De nombreuses solutions pourraient être envisagées. Parfois, comme pour le nombre de Dunbar, il est simplement question de limites.

1 - limiter la portée des posts ?

Après tout, les limites sont déjà au cœur du système Twitter (un tweet étant limité à 280 caractères).

De la même manière, pourquoi ne pourrait t-on pas réduire la taille de l’audience d’un utilisateur ?

Sur Twitter les fake news se propagent 6X plus vite sur Twitter que les informations vérifiées.

Limiter la diffusion d’un post pourrait aider à freiner ce phénomène.

Une idée similaire avait été émise par un employé de Facebook. Ce dernier avait mesuré que les posts les plus partagés se distinguaient par leur violence.

Il avait donc proposé de tout simplement supprimer le bouton de partage. Une idée rejetée par sa direction.

2 - limiter la fréquence des posts ?

On sait que les utilisateurs les plus radicaux sont aussi les plus actifs sur les réseaux sociaux, et sont donc en partie responsable de leur effet polarisant.

Alors pourquoi pas limiter la fréquence des posts à un par jour par exemple ?
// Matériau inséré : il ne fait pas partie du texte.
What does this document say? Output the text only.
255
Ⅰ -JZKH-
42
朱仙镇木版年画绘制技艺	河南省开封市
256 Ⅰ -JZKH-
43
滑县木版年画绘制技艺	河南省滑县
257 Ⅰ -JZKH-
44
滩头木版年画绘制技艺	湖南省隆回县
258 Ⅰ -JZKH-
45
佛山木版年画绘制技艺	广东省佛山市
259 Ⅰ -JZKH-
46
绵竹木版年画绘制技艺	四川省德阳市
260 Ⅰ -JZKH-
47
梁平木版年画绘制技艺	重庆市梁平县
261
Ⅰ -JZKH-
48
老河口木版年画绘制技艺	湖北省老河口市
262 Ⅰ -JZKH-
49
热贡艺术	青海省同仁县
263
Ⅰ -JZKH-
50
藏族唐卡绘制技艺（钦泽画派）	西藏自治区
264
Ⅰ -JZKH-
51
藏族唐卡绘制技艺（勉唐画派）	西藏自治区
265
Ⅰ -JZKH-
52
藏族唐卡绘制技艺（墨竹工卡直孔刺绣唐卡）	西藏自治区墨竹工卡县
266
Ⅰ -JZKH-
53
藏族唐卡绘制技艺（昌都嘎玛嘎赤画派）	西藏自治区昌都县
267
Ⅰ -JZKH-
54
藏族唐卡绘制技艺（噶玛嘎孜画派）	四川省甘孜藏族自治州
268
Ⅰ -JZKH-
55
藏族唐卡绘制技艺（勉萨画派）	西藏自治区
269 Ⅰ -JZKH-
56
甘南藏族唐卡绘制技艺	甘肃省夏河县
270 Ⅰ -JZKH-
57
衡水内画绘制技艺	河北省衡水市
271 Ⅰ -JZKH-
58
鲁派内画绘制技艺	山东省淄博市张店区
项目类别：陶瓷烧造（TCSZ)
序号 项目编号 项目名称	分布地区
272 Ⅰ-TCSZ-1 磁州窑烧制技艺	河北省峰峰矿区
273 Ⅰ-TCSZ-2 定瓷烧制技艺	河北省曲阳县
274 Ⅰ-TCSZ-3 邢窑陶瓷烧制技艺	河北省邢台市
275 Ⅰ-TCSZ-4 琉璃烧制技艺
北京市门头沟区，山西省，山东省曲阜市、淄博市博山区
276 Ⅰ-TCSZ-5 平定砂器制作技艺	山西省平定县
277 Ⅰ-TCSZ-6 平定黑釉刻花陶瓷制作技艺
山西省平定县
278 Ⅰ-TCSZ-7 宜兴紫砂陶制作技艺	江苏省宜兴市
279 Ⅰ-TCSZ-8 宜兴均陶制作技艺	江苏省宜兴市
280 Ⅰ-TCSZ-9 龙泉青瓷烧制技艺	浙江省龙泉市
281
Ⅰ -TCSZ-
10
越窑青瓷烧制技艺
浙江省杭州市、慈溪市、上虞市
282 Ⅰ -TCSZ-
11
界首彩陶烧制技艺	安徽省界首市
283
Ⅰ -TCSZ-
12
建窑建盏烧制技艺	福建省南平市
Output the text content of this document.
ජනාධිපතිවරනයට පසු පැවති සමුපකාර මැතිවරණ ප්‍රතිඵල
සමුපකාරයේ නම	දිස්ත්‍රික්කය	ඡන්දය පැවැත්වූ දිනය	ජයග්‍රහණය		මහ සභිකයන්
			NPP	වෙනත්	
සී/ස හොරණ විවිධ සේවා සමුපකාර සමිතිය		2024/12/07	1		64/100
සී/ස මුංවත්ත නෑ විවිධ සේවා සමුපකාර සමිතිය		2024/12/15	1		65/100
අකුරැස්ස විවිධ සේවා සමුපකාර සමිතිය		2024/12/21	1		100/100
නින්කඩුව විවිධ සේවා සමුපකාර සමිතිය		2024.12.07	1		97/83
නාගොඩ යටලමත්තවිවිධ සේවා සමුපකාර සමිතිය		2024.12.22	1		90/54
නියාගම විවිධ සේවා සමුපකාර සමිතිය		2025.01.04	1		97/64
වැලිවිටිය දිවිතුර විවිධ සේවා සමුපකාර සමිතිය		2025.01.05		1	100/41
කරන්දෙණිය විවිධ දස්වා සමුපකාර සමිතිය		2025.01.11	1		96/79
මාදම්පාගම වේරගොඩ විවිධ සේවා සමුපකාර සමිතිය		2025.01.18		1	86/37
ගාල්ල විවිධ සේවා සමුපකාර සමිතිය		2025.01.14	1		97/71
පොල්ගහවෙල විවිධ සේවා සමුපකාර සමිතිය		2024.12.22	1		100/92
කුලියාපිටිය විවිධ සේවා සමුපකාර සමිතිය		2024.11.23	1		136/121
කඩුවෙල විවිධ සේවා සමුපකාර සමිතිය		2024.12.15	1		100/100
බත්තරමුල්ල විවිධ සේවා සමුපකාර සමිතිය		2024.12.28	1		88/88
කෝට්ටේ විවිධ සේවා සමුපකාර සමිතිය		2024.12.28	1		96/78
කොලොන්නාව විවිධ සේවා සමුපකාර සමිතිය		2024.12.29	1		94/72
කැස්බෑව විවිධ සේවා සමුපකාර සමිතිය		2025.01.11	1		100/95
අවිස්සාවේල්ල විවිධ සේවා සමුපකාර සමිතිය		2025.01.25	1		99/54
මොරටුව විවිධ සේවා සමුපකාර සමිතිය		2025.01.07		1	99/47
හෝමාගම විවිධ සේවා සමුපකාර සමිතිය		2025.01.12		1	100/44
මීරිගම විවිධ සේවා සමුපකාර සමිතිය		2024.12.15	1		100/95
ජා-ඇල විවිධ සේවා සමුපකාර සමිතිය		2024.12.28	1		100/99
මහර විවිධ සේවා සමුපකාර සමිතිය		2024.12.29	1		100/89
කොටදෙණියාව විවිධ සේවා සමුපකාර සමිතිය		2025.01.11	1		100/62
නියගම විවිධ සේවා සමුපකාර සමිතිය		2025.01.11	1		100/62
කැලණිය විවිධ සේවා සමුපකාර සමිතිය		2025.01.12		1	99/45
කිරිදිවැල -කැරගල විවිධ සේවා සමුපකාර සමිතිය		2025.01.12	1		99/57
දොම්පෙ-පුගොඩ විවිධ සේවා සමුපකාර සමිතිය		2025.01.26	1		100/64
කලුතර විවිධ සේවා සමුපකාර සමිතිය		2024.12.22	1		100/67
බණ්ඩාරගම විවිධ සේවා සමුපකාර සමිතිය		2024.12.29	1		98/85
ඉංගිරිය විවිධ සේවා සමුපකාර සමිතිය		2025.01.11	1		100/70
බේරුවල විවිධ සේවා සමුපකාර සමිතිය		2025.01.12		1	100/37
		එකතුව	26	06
Réguler le nombre de posts pourrait réduire l’influence de ces utilisateurs radicaux, et donc rendre les plateformes moins clivantes

Cela pourrait également nous inciter à mieux réfléchir avant de s’exprimer devant des milliers de personnes.

3 - favoriser l’émergence de « tribus numériques » ?
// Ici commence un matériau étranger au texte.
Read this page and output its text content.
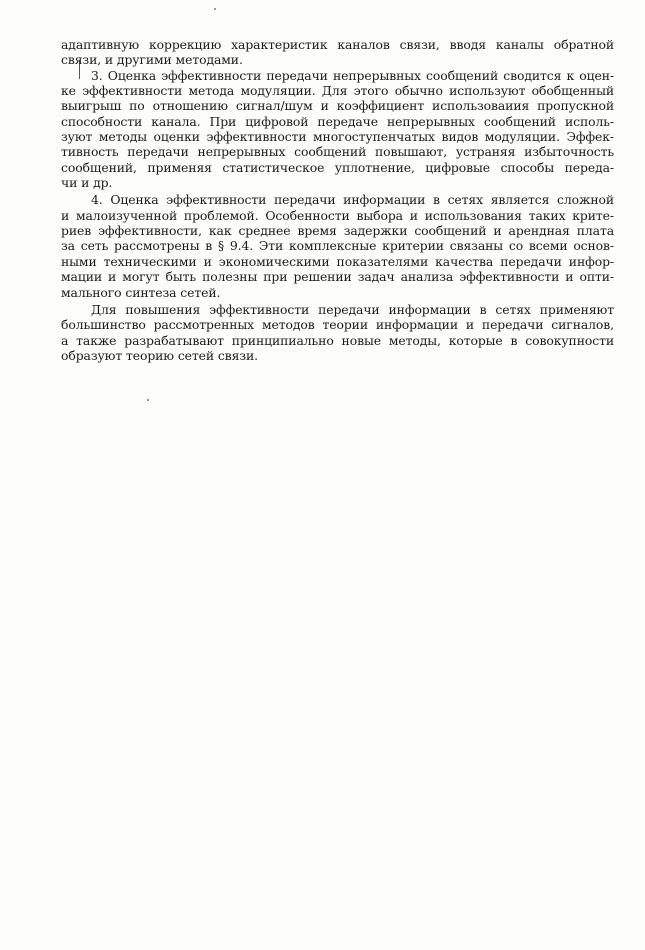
адаптивную коррекцию характеристик каналов связи, вводя каналы обратной
связи, и другими методами.
3. Оценка эффективности передачи непрерывных сообщений сводится к оцен-
ке эффективности метода модуляции. Для этого обычно используют обобщенный
выигрыш по отношению сигнал/шум и коэффициент использоваиия пропускной
способности канала. При цифровой передаче непрерывных сообщений исполь-
зуют методы оценки эффективности многоступенчатых видов модуляции. Эффек-
тивность передачи непрерывных сообщений повышают, устраняя избыточность
сообщений, применяя статистическое уплотнение, цифровые способы переда-
чи и др.
4. Оценка эффективности передачи информации в сетях является сложной
и малоизученной проблемой. Особенности выбора и использования таких крите-
риев эффективности, как среднее время задержки сообщений и арендная плата
за сеть рассмотрены в § 9.4. Эти комплексные критерии связаны со всеми основ-
ными техническими и экономическими показателями качества передачи инфор-
мации и могут быть полезны при решении задач анализа эффективности и опти-
мального синтеза сетей.
Для повышения эффективности передачи информации в сетях применяют
большинство рассмотренных методов теории информации и передачи сигналов,
а также разрабатывают принципиально новые методы, которые в совокупности
образуют теорию сетей связи.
C’est en tous cas ce que soutient Jaron Lanier, l’un des pères fondateurs de la réalité virtuelle. Selon lui, “les groupes restreints restructureront l’expérience en ligne afin que celle-ci se rapproche des capacités cognitives des individus.” Autrement dit, en gravitant autour du nombre de Dunbar, ces communautés permettraient aux utilisateurs des réseaux sociaux de rétablir un lien de confiance entre eux. Nous aurions moins d’intérêt à attirer l’attention d’autres utilisateurs pour augmenter notre nombre d’abonnés par exemple. Selon Lanier, intégrer un groupe stable dans le temps nous inciterait à forger des relations plus profondes et authentiques avec ses membres. Le comportement individuel pourrait se réaligner avec l’intérêt général de la tribu, comme autrefois.
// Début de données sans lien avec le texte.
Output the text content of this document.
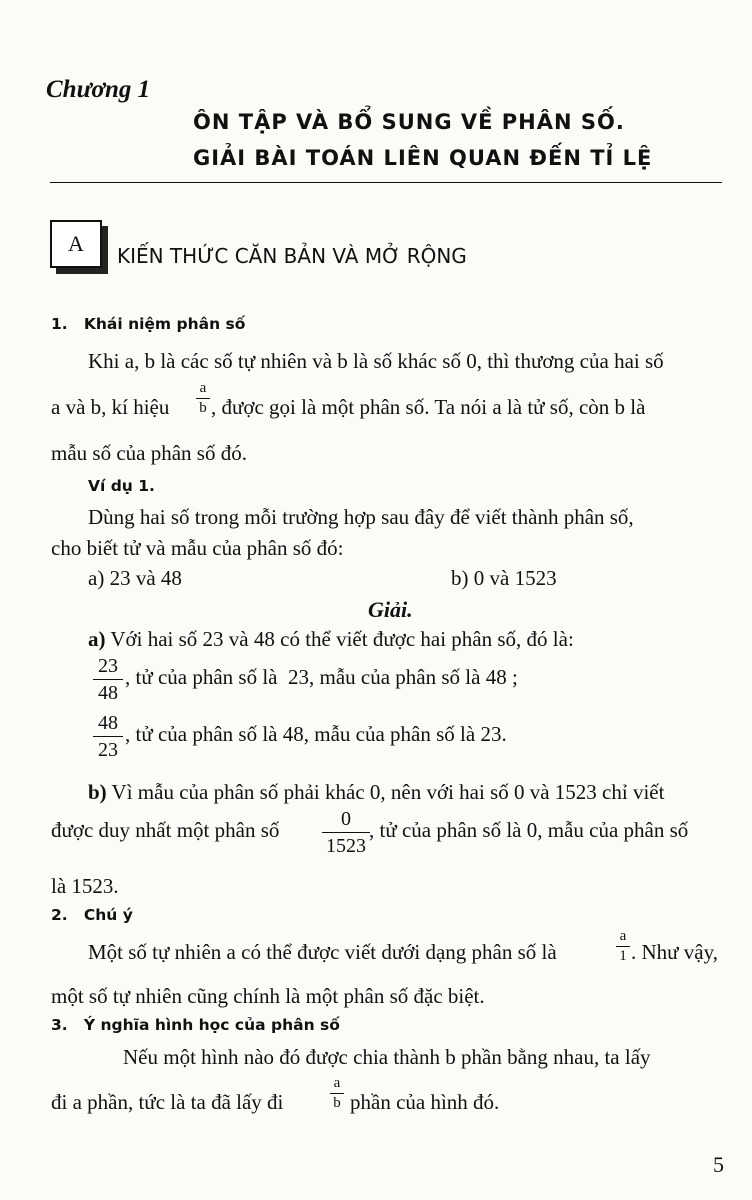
Chương 1
ÔN TẬP VÀ BỔ SUNG VỀ PHÂN SỐ.
GIẢI BÀI TOÁN LIÊN QUAN ĐẾN TỈ LỆ
A KIẾN THỨC CĂN BẢN VÀ MỞ RỘNG
1.   Khái niệm phân số
Khi a, b là các số tự nhiên và b là số khác số 0, thì thương của hai số
a và b, kí hiệu
a
b , được gọi là một phân số. Ta nói a là tử số, còn b là
mẫu số của phân số đó.
Ví dụ 1.
Dùng hai số trong mỗi trường hợp sau đây để viết thành phân số,
cho biết tử và mẫu của phân số đó:
a) 23 và 48	b) 0 và 1523
Giải.
a) Với hai số 23 và 48 có thể viết được hai phân số, đó là:
23
48
, tử của phân số là  23, mẫu của phân số là 48 ;
48
23
, tử của phân số là 48, mẫu của phân số là 23.
b) Vì mẫu của phân số phải khác 0, nên với hai số 0 và 1523 chỉ viết
được duy nhất một phân số	0
1523
, tử của phân số là 0, mẫu của phân số
là 1523.
2.   Chú ý
Một số tự nhiên a có thể được viết dưới dạng phân số là
a
1 . Như vậy,
một số tự nhiên cũng chính là một phân số đặc biệt.
3.   Ý nghĩa hình học của phân số
Nếu một hình nào đó được chia thành b phần bằng nhau, ta lấy
đi a phần, tức là ta đã lấy đi
a
b phần của hình đó.
5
Évidemment, aucune de ces solutions n’est parfaite. Avec la taille actuelle des réseaux sociaux, des tests rigoureux devraient être menés pour mesurer leur efficacité avant de les appliquer à une plus grande échelle. Nous avons affaire à des systèmes tellement complexes qu’un changement anodin peut se transformer en conséquences néfastes pour des milliards d’utilisateurs.

En tous cas, si les récentes dérives des entreprises de la tech nous ont appris quelque chose, c’est que la complexité de la nature humaine doit impérativement être prise en considération dans la construction des plateformes de demain.

Des réseaux sociaux pourraient tirer quelques leçons de notre histoire… sociale.

Après tout, le nombre de Dunbar n’a peut-être pas dit son dernier mot.

Article publié initialement sur le blog de Victor Fersing "Pourkua"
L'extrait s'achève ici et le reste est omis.